I’m sick right now. Day three of a chest cold, or maybe bronchitis. Low grade fever, tired, achy. My body has transformed itself into a highly efficient snot factory. So I’m staying home, taking acetaminophen and Mucinex, and drinking plenty of tea and other fluids. If I get sicker, OR if I’m still sick at the end of a week, I’ll go to the doctor then. Because I’m going to have to pay for it myself, I’m cautious about my spending. The alternative is to go to the health clinic which is free/sliding scale, but is inconvenient, will take the better part of a day, and probably expose me to even more germs.
Every time I’ve been to the emergency room in the last decade – for myself or accompanying someone else – I have seen one or more of the following:
- Someone who has a cold or the flu, but is well enough to eat fast food or snacks from the vending machine, drink soda, and play a hand-held video game.
- Someone who took an ambulance to the ER for a minor injury. My personal favorite was the woman suffering from a “sprained toe.”
- A chronic drug seeker who knows the staff by name, and while waiting, explains to me and anyone else who will listen about the back injury or other illness he suffers from so greatly… yet evidences none of the signs of pain any parent or person with common sense would expect to see.

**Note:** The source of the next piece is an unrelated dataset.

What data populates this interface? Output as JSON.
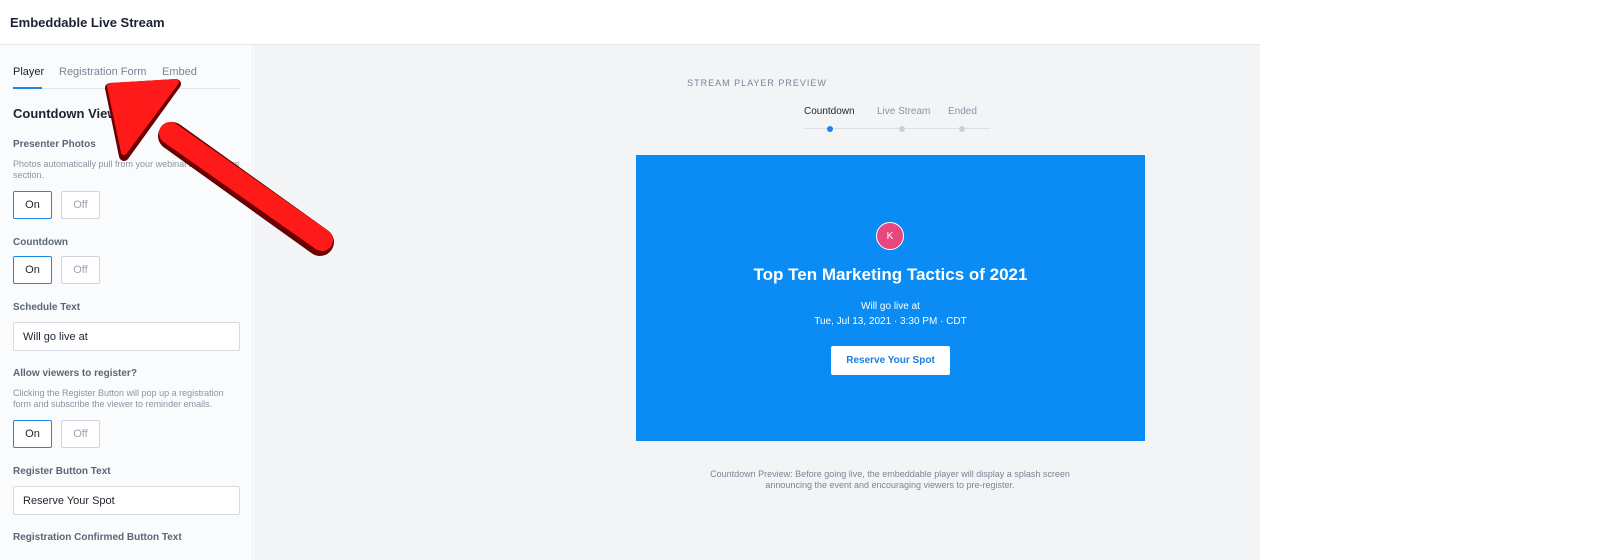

This is anecdotal, of course, but think back to your own ER visits and you’ll recall the same. This is how people act when it’s “free” – when they can reasonably expect to skip out on the bill, if they receive one at all, or when their insurance or Medicaid pays. Of all the health care “reform” speeches we’ve been subjected to, how many have focused on personal responsibility? Of the need for people to act like adults and make good decisions on whether and when to access health care? I can’t think of one, not even from a Republican. And that’s a disgrace. There are always horror stories about people slipping through the cracks, just like there are always miracle stories about people saved with the latest technology or new drug. But I can’t help but wonder how many millions – billions? – would be saved with a healthy dose of common sense.
ADDED: And THIS is more of what I’m talking about – somebody with a seriously decayed tooth went to the urgent care center for treatment for pain, and when they were asked to make a co-payment, they left and went to the ER where it’s presumably “free.” And then had the nerve to complain about how hard it is to make a co-pay after Christmas. First of all, have these people never heard of Anbesol or Orajel, which would help them deal with the pain until they can get to the dentist? Second, why the rest of us should subsidize your medical treatment so you can buy Christmas presents is quite beyond me. Life’s all about choices. They made an unwise one, and they expect everyone but them to pay top dollar for it. Third, that whole dentistry-under-socialized medicine isn’t working out too well for the Brits, is it? So why again are we rushing headlong off that cliff?